Expedited Water Agreement Urged : Resources: Gov. Wilson says new law makes speedy transfer of the Central Valley Project essential. But Clinton could overturn the accord.
SACRAMENTO — Gov. Pete Wilson has asked the Bush Administration to expedite a preliminary agreement to transfer the federal Central Valley Project to state control, saying a new law makes it crucial that California operate the huge water project.
In a letter to Interior Secretary Manuel Lujan Jr., Wilson said the law signed by President Bush last week places additional environmental responsibilities on the massive Central Valley Project system and gives the federal government an intrusive role in the management of California’s water supply.
Wilson and former Sen.

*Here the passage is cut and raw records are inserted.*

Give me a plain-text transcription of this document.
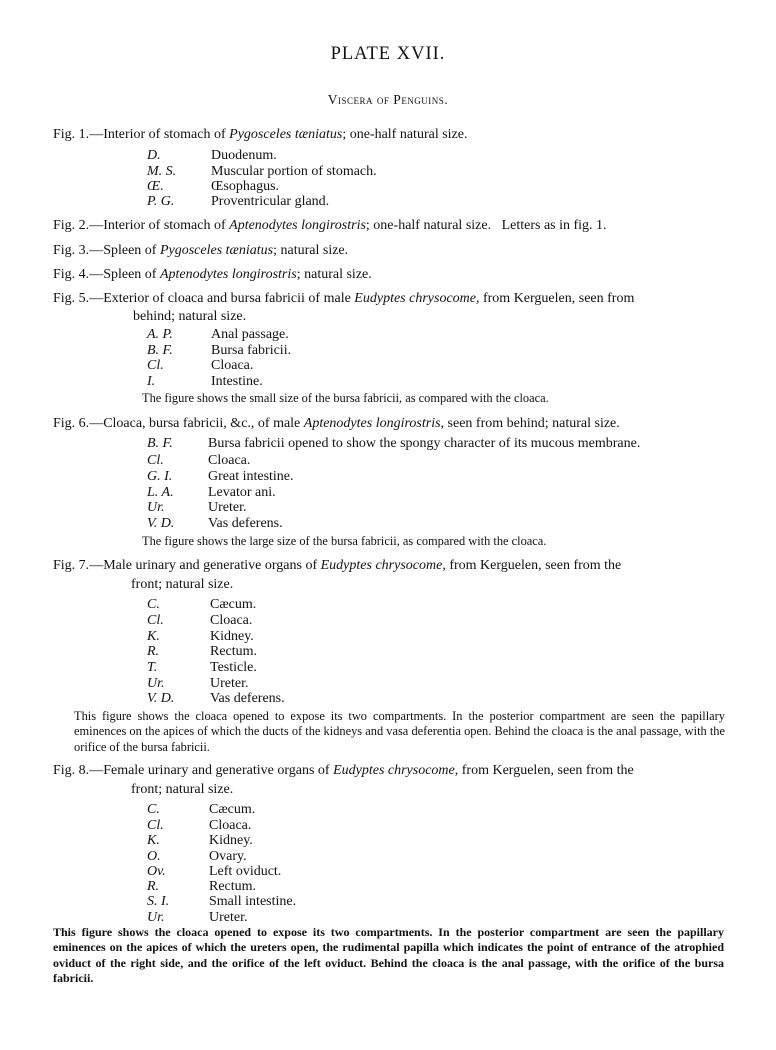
PLATE XVII.
Viscera of Penguins.
Fig. 1.—Interior of stomach of Pygosceles tæniatus; one-half natural size.
D.	Duodenum.
M. S. Muscular portion of stomach.
Œ.	Œsophagus.
P. G.	Proventricular gland.
Fig. 2.—Interior of stomach of Aptenodytes longirostris; one-half natural size.   Letters as in fig. 1.
Fig. 3.—Spleen of Pygosceles tæniatus; natural size.
Fig. 4.—Spleen of Aptenodytes longirostris; natural size.
Fig. 5.—Exterior of cloaca and bursa fabricii of male Eudyptes chrysocome, from Kerguelen, seen from
behind; natural size.
A. P.	Anal passage.
B. F.	Bursa fabricii.
Cl.	Cloaca.
I.	Intestine.
The figure shows the small size of the bursa fabricii, as compared with the cloaca.
Fig. 6.—Cloaca, bursa fabricii, &c., of male Aptenodytes longirostris, seen from behind; natural size.
B. F.	Bursa fabricii opened to show the spongy character of its mucous membrane.
Cl.	Cloaca.
G. I.	Great intestine.
L. A. Levator ani.
Ur.	Ureter.
V. D. Vas deferens.
The figure shows the large size of the bursa fabricii, as compared with the cloaca.
Fig. 7.—Male urinary and generative organs of Eudyptes chrysocome, from Kerguelen, seen from the
front; natural size.
C.	Cæcum.
Cl.	Cloaca.
K.	Kidney.
R.	Rectum.
T.	Testicle.
Ur.	Ureter.
V. D.	Vas deferens.
This figure shows the cloaca opened to expose its two compartments. In the posterior compartment are seen the papillary eminences on the apices of which the ducts of the kidneys and vasa deferentia open. Behind the cloaca is the anal passage, with the orifice of the bursa fabricii.
Fig. 8.—Female urinary and generative organs of Eudyptes chrysocome, from Kerguelen, seen from the
front; natural size.
C.	Cæcum.
Cl.	Cloaca.
K.	Kidney.
O.	Ovary.
Ov.	Left oviduct.
R.	Rectum.
S. I.	Small intestine.
Ur.	Ureter.
This figure shows the cloaca opened to expose its two compartments. In the posterior compartment are seen the papillary eminences on the apices of which the ureters open, the rudimental papilla which indicates the point of entrance of the atrophied oviduct of the right side, and the orifice of the left oviduct. Behind the cloaca is the anal passage, with the orifice of the bursa fabricii.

John Seymour opposed the landmark Central Valley Project legislation, which was favored by environmental and most urban interests but opposed by agricultural businesses.
“I am more than ever committed to the proposition that critical decisions about the future of California’s water supply should be made by Californians, in California,” Wilson wrote.

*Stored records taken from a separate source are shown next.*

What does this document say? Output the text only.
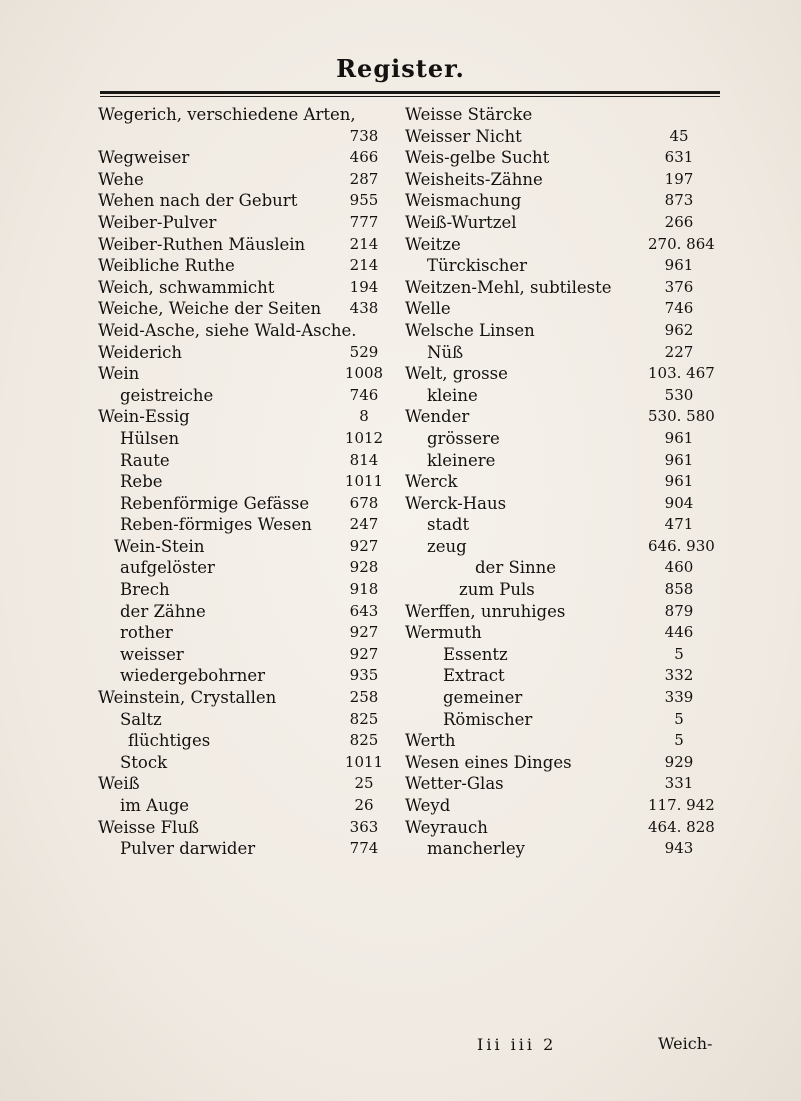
Register.
Wegerich, verschiedene Arten,
738
Wegweiser	466
Wehe	287
Wehen nach der Geburt	955
Weiber-Pulver	777
Weiber-Ruthen Mäuslein	214
Weibliche Ruthe	214
Weich, schwammicht	194
Weiche, Weiche der Seiten	438
Weid-Asche, siehe Wald-Asche.
Weiderich	529
Wein	1008
geistreiche	746
Wein-Essig	8
Hülsen	1012
Raute	814
Rebe	1011
Rebenförmige Gefässe	678
Reben-förmiges Wesen	247
Wein-Stein	927
aufgelöster	928
Brech	918
der Zähne	643
rother	927
weisser	927
wiedergebohrner	935
Weinstein, Crystallen	258
Saltz	825
flüchtiges	825
Stock	1011
Weiß	25
im Auge	26
Weisse Fluß	363
Pulver darwider	774
Weisse Stärcke
Weisser Nicht	45
Weis-gelbe Sucht	631
Weisheits-Zähne	197
Weismachung	873
Weiß-Wurtzel	266
Weitze	270. 864
Türckischer	961
Weitzen-Mehl, subtileste	376
Welle	746
Welsche Linsen	962
Nüß	227
Welt, grosse	103. 467
kleine	530
Wender	530. 580
grössere	961
kleinere	961
Werck	961
Werck-Haus	904
stadt	471
zeug	646. 930
der Sinne	460
zum Puls	858
Werffen, unruhiges	879
Wermuth	446
Essentz	5
Extract	332
gemeiner	339
Römischer	5
Werth	5
Wesen eines Dinges	929
Wetter-Glas	331
Weyd	117. 942
Weyrauch	464. 828
mancherley	943
Iii iii 2	Weich-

A Wilson official said the Republican governor’s appeal for a speedy resolution should not be seen as an attempt to complete the deal before President-elect Bill Clinton takes office.
Environmentalists, who opposed Wilson in the battle over passage of the legislation, said the transfer of the project was, in theory, a good idea but they could see little value in having a lame-duck Administration sign a non-binding preliminary agreement. Anything endorsed by the outgoing Republican Administration, they said, could easily be overturned by the Clinton Administration, or by Congress, which ultimately must approve any transfer.
“The reality is that this agreement is going to be worthless unless Wilson negotiates with the new Administration,” said Patricia Schifferle, a spokeswoman for Share the Water, an environmental coalition. David Behar, executive director of the Bay Institute of San Francisco, said: “I’m not sure that anything George Bush is going to do right now is going to be very relevant.”
Karen Garrison, senior project scientist for the Natural Resources Defense Counsel, said new Central Valley Project legislation removed environmental opposition to the transfer because the law mandates certain fish and wildlife protections no matter who controls the project.
The landmark legislation signed into law by Bush last week makes radical revisions in the operation of the Central Valley Project, a system of reservoirs and canals that controls 20% of the developed water in California and has been providing cheap water to Central Valley farms for about half a century.
The new law makes protection of threatened fish and wildlife species a top priority by requiring that 800,000 acre-feet of Central Valley Project water be set aside each year for the environment and establishes an annual $50-million restoration fund to be financed by fees on water deliveries and power sales. It also permits Central Valley Project water to be sold anywhere in California and slashes government water subsidies to farmers by establishing a three-tier pricing system that encourages conservation.
The law was vigorously opposed by Wilson, who predicted that it would cause great harm to the agricultural sector of California’s economy. He had argued that the federal project should be transferred to state control so that all of California’s large water systems could be centrally managed and their operations coordinated. The Department of Water Resources already operates the state water project that primarily serves urban interests in Southern California.
Some of Wilson’s critics have suggested he was using the transfer proposal to delay or kill the Central Valley Project legislation.
But on Thursday, less than a week after the measure became law, the Wilson Administration insisted that it was more determined than ever to see the transfer accomplished.
Wilson’s resources secretary, Douglas Wheeler, said the governor hoped the preliminary transfer agreement would be signed by the end of the year, before the Bush Administration leaves office.
He quickly added that Wilson was acting in the interests of water users and was not trying to speed up the process just to head off involvement by Bush’s successor. He noted that in any event the agreement would be non-binding and Clinton could “renege on the whole thing.”
The preliminary agreement would only provide a broad outline for accomplishing the transfer and would not solve any of the knotty questions--such as the price to be paid for the Central Valley Project--that are involved in such a complicated transaction.
Wheeler said earlier values placed on the project may have to be revised because the passage of the legislation attaches new costs to the operation of the project. Federal estimates had given the project a depreciated value of $1.9 billion.
Garrison, who is a member of Wilson’s advisory committee reviewing the transfer negotiations, said that Clinton aides have given no indication how the new Administration will view the transfer and that it would probably be months before it has a chance to focus on the issue. Emphasizing that it was only her opinion, Garrison predicted that the new Administration would eventually favor the idea, seeing it as a more efficient way to manage California’s water resources.